Anief: hanno ragione, non temono di essere valutati ma di vedere attecchire un modello aziendale calato dall’alto per misurare la produttività scolastica. Ma qualcuno ha detto a questi signori che chi opera nelle condizioni più ostiche e difficoltose va sostenuto e non sacrificato sull’altare dei mercati?

La volontà del Ministero dell'Istruzione di rendere pubblici i risultati dei test Invalsi ottenuti dagli alunni di ogni singolo istituto è una sfida alle energie profuse in tanti anni per migliorare i livelli delle nostre scuole e dell’apprendimento. L’Anief è convinta che pubblicizzare, come sembra voler fare il Miur dal prossimo anno scolastico, gli esiti delle verifiche standardizzate imposte ad un alto numero di classi, di tutti i livelli scolastici, porterà alla classificazione delle scuole in almeno due grandi categorie: quelle di serie A e quelle di serie B. Con la conseguenza, per queste ultime, di mettere a rischio buona parte dei finanziamenti statali, i quali con la revisione del contratto dei pubblico impiego saranno sempre associati alle performance. Il risultato finale sarà, quindi, condannarle all’emarginazione. A alla chiusura.

Il giovane sindacato si sofferma sul fatto che a rischiare di chiudere i battenti saranno non di certo le scuole meno qualificate o con l’offerta formativa inadeguata (risultati che, tra l’altro, non dovrebbero condurre ad una situazione estrema, ma solo a dimostrare la necessità di potenziare il supporto delle reti di scuole limitrofe). A serio rischio di sopravvivenza saranno, invece, le realtà scolastiche più bisognose di sostegno: quelle operanti in quartieri e comunità difficili, nelle periferie, nelle realtà sociali spesso degradate e non di rado anche isolate. Per molte di loro, se non sarà la scarsità di finanziamenti a farle chiudere, ci penserà la carenza di iscritti. Derivante dalla “pubblicità” negativa dei test Invalsi.

“Se si vuole veramente introdurre questo modello – commenta Marcello Pacifico, presidente Anief e delegato Confedir per la scuola – il rischio fondato a cui si andrà incontro è quello di snaturare il vero fine dello strumento di monitoraggio: le prove Invalsi sono delle verifiche nate per suggerire buone prassi, linee guida di intervento e programmazione. Come del resto previsto da ogni sistema educativo statale di qualità. Quanto vuole fare il Miur, invece, significa dare spazio ad una valutazione nazionale che non tiene conto né delle diversità del territorio né delle peculiarità dell’utenza. E che affosserà proprio le scuole per vari motivi più bisognose di aiuto”.

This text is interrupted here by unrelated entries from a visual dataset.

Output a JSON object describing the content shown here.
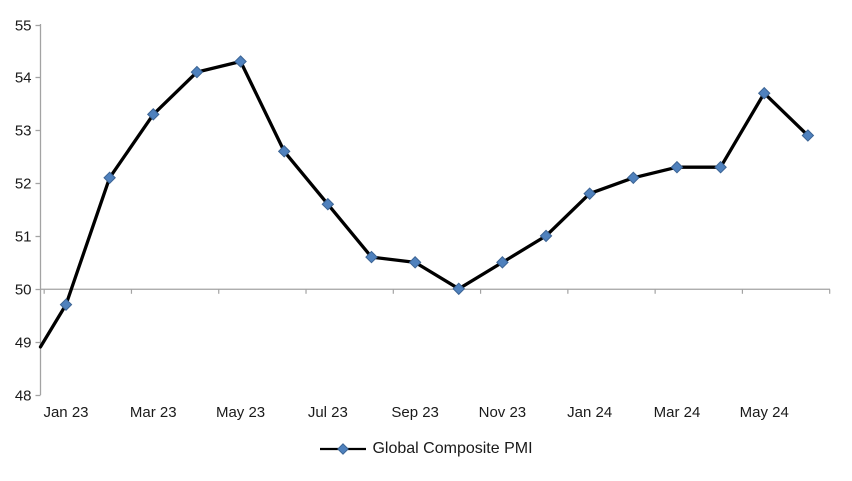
{
  "chart_data": {
    "type": "line",
    "title": "",
    "categories": [
      "Jan 23",
      "Feb 23",
      "Mar 23",
      "Apr 23",
      "May 23",
      "Jun 23",
      "Jul 23",
      "Aug 23",
      "Sep 23",
      "Oct 23",
      "Nov 23",
      "Dec 23",
      "Jan 24",
      "Feb 24",
      "Mar 24",
      "Apr 24",
      "May 24",
      "Jun 24"
    ],
    "series": [
      {
        "name": "Global Composite PMI",
        "values": [
          49.7,
          52.1,
          53.3,
          54.1,
          54.3,
          52.6,
          51.6,
          50.6,
          50.5,
          50.0,
          50.5,
          51.0,
          51.8,
          52.1,
          52.3,
          52.3,
          53.7,
          52.9
        ],
        "line_color": "#000000",
        "marker": "diamond",
        "marker_color": "#4F81BD",
        "marker_edge_color": "#3C6494"
      }
    ],
    "line_enters_left_axis_at": 48.9,
    "ylim": [
      48,
      55
    ],
    "y_axis": {
      "ticks": [
        48,
        49,
        50,
        51,
        52,
        53,
        54,
        55
      ],
      "color": "#A3A3A3"
    },
    "x_axis": {
      "labels": [
        "Jan 23",
        "Mar 23",
        "May 23",
        "Jul 23",
        "Sep 23",
        "Nov 23",
        "Jan 24",
        "Mar 24",
        "May 24"
      ],
      "label_every_n_months": 2,
      "axis_crosses_at_value": 50,
      "color": "#A3A3A3"
    },
    "grid": "single horizontal axis line at value 50 with downward category ticks every 2 months",
    "legend": {
      "position": "bottom-center",
      "label": "Global Composite PMI"
    }
  }
}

L’Anief teme che, ancora una volta, l’esigenza di tenere equilibrato il bilancio statale si riversi nella scuola sottoforma di una crudele e innaturale selezione degli istituti. Rispolverando la logica darwiniana di sopravvivenza della “specie”, si vuole introdurre nell’istruzione pubblica il modello aziendale della misurazione della produttività. Facendo finta di non sapere che l’istruzione necessita di tutt’altro. Di organizzazioni che mettono al primo posto, anziché eluderli, i fattori di partenza degli alunni e delle loro famiglie. Come, del resto, previsto costituzionalmente per ogni cittadino.

“La pubblicazione dei risultati delle prove Invalsi – continua Pacifico – rappresenta l’esatto opposto di questo modello: significa una sicura rinuncia a sviluppare le competenze di ciascun alunno. Significa abbandonare l’idea di valorizzare e rispettare il lavoro svolto da quelle decine di migliaia di insegnanti che ogni giorno svolgono la loro preziosa professione in ambienti e territori fortemente difficili, di cui lo Stato spesso conosce l’esistenza solo parzialmente. Che necessità c’era di penalizzare ulteriormente queste scuole collocandole nelle liste ‘nere’, preludio della fusione con altri istituti se non della loro soppressione?”.

Per tutti questi motivi, quando entrano in gioco variabili esterne particolarmente forti e prevalenti sul contesto, qualsiasi analisi scientifica sullo sviluppo degli apprendimenti dei nostri alunni non può essere considerata seria e attendibile per il miglioramento della scuola. A meno che non entrino finalmente in gioco i risultati di un’analisi preliminare svolta sul punto di partenza delle conoscenze, sugli strumenti operativi a disposizione degli alunni, sul gruppo classe, sulla famiglia di provenienza e sul territorio circostante.

“È naturale – spiega ancora il sindacalista Anief-Confedir – che non essendo prevista questa analisi, a fronte di una prospettiva solo ‘figlia’ degli esiti delle prove Invalsi, il personale della scuola si opponga. Non perché tema la valutazione o il giudizio. Ma perché ha paura che il lavoro svolto, la formazione condotta spesso in condizioni ostiche e difficoltose, venga sacrificato sull’altare dei mercati. Rendendo vana la ‘mission’ che negli ultimi vent’anni ha accompagnato l’operato dell’educatore, orientata al ‘saper fare’ e alla centralità dell’alunno. Non di certo alla sopravvivenza aziendale”.